Donald Trump was soundly defeated last November in California, but that certainly didn’t mean he lacked Golden State supporters.
Now, some of the most fervent among that group – including backers from the central San Joaquin Valley – are preparing to head to Washington, D.C., next week to watch him be sworn in as the nation’s 45th president.
Trump will be sworn in Friday on the West Front of the U.S. Capitol. Lots of other events are taking place in conjunction with the swearing-in ceremony.
The common thread for most locals headed east is they are fervent Trump supporters.
I’m a big Trump fan. I’m pumped to be able to go see this huge transition.
Fresno attorney Nate Miller
“I’m so excited I can’t stand it,” Fresno attorney Nate Miller said. “I’m a big Trump fan. I’m pumped to be able to go see this huge transition.”
Miller, probably better than most, knows there are lots of Californians who don’t like Trump. One of those is his brother-in-law, Assemblyman Joaquin Arambula. The Fresno Democrat is married to Miller’s sister. It makes for some lively political debates because Miller is sold on the New York businessman.
“It’s exciting to me to have a Republican president who is more business-oriented,” Miller said. “Hopefully (Trump) will cut some federal red tape. I’m excited to see the (gross domestic product) grow, excited to see jobs created. Hopefully things will start to flourish and get better.”
Fresno businessman Michael Der Manouel Jr. is another strong Trump supporter who has spared nothing – either on Twitter or in a daily radio commentary on radio station KMJ (AM580/FM 105.9) – in his defense of the president-elect.
That said, Der Manouel is going because of the historical value.
“It’s just a bucket-list deal,” he said. “It’s history.”
Some, such as Der Manouel, are familiar Valley names steeped in politics. Others, however, aren’t as well known. For most interviewed, this is the first time they’ve attended an inauguration. That includes Der Manouel, who would have gone to the 2000 inauguration of George W. Bush except that his daughter was born just a few days earlier.
Giving out tickets
Rep. Devin Nunes’ office has given out close to 200 tickets to the inauguration. The Tulare Republican is a member of the Trump transition team’s executive committee.
Rep. Jim Costa’s office also has handed out tickets – around 150 – even though he is a Democrat.
Not every ticket, however, went to a Republican.
Pat Brown, a member of the Fresno County Democratic Central Committee, got tickets from Costa before the November election. At the time, she thought she would be watching Hillary Clinton take the oath of office.
“It’s a sad day for all of us Democrats,” she said of the upcoming ceremony. “We had so many great expectations for Hillary.”

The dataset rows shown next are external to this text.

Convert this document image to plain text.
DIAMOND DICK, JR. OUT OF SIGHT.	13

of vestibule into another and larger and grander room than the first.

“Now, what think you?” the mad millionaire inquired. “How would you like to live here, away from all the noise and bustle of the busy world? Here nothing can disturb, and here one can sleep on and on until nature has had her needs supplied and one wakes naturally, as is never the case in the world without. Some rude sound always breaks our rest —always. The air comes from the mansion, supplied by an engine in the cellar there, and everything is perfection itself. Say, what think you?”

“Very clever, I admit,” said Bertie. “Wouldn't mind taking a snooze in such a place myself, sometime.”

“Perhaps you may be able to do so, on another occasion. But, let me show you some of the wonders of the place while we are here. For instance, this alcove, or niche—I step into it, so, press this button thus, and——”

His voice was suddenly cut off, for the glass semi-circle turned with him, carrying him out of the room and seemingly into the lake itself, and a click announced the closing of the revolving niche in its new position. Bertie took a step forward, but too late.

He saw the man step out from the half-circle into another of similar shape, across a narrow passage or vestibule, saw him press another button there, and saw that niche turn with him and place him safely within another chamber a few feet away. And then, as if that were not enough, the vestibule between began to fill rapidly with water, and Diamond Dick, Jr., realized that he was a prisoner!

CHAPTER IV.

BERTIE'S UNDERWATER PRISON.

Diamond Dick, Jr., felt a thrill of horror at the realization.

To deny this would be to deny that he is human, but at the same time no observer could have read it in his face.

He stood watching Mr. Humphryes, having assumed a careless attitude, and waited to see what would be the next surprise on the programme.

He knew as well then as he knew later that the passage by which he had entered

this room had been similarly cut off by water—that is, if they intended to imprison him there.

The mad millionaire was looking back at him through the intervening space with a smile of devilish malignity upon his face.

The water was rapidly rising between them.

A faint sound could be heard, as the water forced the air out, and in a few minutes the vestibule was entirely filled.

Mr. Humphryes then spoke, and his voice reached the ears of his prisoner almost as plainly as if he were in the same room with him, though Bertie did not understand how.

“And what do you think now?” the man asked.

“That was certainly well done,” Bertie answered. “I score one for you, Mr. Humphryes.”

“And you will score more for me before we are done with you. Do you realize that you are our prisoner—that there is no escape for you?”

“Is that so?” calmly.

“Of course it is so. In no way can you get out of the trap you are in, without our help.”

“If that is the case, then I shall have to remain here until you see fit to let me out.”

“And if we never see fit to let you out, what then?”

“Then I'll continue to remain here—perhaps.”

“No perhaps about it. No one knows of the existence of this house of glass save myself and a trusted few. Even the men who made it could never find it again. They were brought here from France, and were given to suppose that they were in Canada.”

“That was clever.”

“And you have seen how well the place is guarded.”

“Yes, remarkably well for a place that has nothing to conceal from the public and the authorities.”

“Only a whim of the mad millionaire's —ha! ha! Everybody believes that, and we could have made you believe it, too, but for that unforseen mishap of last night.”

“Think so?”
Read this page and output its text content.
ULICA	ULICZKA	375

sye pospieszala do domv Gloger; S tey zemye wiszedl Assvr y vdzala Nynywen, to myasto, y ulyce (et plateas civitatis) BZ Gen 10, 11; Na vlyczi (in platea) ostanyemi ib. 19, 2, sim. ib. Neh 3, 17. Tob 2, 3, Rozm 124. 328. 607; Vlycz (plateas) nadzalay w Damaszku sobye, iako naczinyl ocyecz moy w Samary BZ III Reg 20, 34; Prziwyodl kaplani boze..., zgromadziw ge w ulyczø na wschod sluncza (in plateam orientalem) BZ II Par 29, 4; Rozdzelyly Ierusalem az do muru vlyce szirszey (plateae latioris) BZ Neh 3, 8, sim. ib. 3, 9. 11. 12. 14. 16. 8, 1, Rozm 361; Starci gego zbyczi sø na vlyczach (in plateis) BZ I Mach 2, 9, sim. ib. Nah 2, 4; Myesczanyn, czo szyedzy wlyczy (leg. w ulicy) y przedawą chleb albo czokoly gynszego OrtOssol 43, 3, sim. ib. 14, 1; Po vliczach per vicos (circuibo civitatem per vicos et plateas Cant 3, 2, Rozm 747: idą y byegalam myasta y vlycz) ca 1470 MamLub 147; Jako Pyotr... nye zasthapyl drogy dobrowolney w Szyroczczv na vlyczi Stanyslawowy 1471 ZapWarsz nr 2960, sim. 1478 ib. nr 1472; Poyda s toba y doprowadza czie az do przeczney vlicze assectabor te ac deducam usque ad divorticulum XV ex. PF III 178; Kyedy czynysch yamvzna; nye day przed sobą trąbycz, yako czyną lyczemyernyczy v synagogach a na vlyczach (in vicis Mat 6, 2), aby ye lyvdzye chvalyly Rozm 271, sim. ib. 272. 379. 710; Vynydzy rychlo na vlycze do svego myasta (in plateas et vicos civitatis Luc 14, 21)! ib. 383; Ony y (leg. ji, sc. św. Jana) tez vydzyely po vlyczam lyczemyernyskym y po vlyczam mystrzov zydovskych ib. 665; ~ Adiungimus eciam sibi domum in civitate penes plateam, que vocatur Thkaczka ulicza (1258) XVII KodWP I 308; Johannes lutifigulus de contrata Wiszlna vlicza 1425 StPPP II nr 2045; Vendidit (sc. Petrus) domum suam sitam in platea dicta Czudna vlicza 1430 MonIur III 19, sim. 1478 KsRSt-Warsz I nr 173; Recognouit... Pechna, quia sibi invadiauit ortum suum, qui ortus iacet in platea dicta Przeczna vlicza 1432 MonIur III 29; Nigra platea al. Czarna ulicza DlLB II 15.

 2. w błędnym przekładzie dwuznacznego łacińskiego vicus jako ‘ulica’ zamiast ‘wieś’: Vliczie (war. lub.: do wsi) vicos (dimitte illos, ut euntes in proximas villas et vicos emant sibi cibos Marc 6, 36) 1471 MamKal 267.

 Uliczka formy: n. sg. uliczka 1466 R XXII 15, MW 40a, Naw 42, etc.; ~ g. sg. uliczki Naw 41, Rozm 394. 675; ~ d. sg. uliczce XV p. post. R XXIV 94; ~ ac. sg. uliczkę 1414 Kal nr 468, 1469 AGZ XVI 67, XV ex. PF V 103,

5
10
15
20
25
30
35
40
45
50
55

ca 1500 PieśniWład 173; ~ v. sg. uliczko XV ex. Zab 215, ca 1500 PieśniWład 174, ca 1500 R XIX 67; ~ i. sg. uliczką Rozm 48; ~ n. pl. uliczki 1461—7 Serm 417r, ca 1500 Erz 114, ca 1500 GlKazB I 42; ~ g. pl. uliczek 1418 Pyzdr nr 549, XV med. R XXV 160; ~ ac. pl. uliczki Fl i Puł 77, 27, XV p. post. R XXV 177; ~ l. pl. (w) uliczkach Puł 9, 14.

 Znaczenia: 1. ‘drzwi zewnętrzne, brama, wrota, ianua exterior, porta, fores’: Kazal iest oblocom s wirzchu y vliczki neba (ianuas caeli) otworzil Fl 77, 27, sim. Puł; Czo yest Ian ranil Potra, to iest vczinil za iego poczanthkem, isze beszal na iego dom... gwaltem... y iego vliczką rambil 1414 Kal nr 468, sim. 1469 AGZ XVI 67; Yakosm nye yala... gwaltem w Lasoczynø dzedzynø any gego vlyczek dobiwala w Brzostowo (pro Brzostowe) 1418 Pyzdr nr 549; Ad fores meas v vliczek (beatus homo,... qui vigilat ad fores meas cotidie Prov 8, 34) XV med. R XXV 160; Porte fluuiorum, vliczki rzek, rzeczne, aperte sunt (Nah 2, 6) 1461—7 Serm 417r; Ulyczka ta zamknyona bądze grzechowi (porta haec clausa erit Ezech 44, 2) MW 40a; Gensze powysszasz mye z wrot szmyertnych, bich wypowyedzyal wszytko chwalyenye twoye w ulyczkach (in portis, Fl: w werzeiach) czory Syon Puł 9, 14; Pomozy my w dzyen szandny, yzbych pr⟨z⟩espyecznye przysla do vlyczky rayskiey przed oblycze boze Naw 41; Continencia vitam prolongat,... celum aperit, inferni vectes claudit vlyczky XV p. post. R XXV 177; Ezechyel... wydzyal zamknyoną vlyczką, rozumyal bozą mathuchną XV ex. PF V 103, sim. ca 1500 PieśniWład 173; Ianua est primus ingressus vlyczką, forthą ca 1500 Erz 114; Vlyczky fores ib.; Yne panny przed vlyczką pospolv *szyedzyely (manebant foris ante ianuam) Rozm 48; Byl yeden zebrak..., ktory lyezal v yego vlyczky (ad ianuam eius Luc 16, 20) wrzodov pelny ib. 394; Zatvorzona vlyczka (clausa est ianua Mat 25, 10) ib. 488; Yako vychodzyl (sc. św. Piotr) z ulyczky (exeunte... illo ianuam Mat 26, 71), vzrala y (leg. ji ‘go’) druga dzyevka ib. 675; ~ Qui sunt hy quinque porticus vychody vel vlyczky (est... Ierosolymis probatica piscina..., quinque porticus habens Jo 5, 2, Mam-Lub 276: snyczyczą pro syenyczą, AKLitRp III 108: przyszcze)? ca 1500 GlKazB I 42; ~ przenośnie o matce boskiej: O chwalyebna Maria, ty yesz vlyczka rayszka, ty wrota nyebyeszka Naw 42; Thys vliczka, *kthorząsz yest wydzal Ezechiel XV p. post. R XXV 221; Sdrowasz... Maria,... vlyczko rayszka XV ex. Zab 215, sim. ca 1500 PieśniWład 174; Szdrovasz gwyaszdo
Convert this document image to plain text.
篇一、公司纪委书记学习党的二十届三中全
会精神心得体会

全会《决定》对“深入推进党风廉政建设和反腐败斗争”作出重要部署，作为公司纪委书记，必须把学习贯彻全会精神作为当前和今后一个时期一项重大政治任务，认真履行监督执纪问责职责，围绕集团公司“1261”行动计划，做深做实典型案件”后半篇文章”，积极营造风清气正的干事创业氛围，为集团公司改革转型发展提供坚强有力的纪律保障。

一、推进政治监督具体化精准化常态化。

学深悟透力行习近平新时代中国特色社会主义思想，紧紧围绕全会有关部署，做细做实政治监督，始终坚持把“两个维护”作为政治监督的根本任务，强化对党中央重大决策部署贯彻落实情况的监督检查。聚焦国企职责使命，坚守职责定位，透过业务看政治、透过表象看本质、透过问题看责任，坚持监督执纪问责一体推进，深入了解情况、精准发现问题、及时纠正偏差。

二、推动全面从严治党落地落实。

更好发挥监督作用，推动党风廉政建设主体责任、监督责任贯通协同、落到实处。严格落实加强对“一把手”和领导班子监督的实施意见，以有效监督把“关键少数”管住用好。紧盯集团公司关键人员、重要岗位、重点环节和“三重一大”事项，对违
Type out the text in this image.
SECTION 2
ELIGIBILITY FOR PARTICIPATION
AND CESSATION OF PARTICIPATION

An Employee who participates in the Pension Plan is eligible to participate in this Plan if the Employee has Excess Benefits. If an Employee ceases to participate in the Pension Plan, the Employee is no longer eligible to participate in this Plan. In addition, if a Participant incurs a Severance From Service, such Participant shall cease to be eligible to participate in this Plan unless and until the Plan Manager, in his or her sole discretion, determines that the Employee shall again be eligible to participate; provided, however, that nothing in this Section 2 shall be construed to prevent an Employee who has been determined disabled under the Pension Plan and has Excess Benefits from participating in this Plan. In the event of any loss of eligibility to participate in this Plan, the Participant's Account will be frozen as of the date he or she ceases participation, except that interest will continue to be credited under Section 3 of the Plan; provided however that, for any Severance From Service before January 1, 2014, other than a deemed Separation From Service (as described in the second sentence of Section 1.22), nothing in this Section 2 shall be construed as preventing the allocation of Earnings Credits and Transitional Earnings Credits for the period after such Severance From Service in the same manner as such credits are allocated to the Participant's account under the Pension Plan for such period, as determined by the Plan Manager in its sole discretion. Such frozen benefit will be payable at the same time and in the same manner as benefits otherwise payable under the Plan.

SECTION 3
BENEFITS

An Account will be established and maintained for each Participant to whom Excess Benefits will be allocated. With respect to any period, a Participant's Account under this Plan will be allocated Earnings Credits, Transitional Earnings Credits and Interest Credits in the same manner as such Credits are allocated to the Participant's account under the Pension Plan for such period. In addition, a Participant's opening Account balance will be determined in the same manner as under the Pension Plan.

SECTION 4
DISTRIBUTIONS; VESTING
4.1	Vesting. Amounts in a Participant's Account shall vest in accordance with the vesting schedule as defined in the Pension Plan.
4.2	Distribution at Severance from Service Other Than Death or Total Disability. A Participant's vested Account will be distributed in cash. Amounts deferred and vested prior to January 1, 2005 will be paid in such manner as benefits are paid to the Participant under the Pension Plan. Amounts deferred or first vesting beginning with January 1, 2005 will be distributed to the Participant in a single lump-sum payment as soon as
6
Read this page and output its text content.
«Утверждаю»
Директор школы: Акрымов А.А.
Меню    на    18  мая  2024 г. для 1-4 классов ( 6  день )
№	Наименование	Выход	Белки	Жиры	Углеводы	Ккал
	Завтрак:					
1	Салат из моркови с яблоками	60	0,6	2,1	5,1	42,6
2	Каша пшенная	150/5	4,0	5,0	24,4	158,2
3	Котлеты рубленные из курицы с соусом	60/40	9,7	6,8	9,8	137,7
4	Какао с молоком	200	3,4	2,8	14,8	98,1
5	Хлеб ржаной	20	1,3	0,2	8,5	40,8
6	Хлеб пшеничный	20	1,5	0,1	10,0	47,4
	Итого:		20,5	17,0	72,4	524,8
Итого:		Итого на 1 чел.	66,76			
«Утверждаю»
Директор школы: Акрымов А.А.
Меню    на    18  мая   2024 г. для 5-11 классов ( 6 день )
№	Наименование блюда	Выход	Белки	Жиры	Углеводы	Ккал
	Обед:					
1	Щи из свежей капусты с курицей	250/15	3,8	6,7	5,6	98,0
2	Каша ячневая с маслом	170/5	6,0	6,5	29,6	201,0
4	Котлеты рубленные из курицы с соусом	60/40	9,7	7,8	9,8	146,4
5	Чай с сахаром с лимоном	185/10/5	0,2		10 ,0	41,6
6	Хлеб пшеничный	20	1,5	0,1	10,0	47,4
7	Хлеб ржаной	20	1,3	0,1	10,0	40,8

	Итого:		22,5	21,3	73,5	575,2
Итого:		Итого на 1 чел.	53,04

Still, Brown is headed east. She left Thursday for a weeklong trip to New York and Washington and will participate in the Women’s March on Washington, which is planned for the day after the inauguration and will focus on protecting women’s rights. Brown knows personally of 10 people headed to the march, and their focus is on issues such as climate change.
As for the inauguration, Brown isn’t sure what she will do.
She figures there will be pressure for her to give the tickets away to a Republican. But Brown, a scholar of presidential politics her entire life, never has been to an inauguration.
It’s a sad day for all of us Democrats.
Pat Cook of Fresno on Trump’s inauguration
So while Trump will be the top bill, it seems the nation’s capital won’t be a Republican town. It will be, like much of the nation, divided between Republicans and Democrats, Trump haters and supporters.
“I’m expecting to have a really good time,” said Kings County farmer and rancher Vernon Costa.
Costa was in the capital for congressional swearing-in ceremonies last week and already was grasping the historic significance of the coming inaugural as he watched the security preparations begin.
Beyond the ceremony itself, there will be lots of balls and parties. Initially a fan of Florida Sen. Marco Rubio, Costa eventually warmed to Trump after Rubio bowed out. In the summer, Costa caught the political fever after being a delegate at the Republican National Convention.
Fresno resident Marcelino Valdez, the state Republican Party’s central region vice chairman, will attend the inauguration with his wife and expects to hear from Trump “a lot of the upbeat optimism the country desperately is wanting to hear.”
He thinks Trump will sum up his accomplishments as a president-elect and hint at a few things that may be coming during his administration’s first 100 days.
It won’t be cheap
The one hurdle everyone has confronted is cost. The tickets are free, but not much else is.
“As soon as we won, I said I want to be there,” Miller said. “I wanted to witness this.”
But the hotel and airfare will cost him $5,000 – and that doesn’t even include food.
Der Manouel estimates he will spend $10,000 on the weekend.
Several attendees are aware that many Valley residents couldn’t afford to go to the event.
Valdez appealed to his wife’s sense of history.
To justify the trip, he told her “how many opportunities do we get like this? This is really a once-in-a-lifetime opportunity and I didn’t want to squander it. It will be a financial strain, yes, but I didn’t want to pass on it.”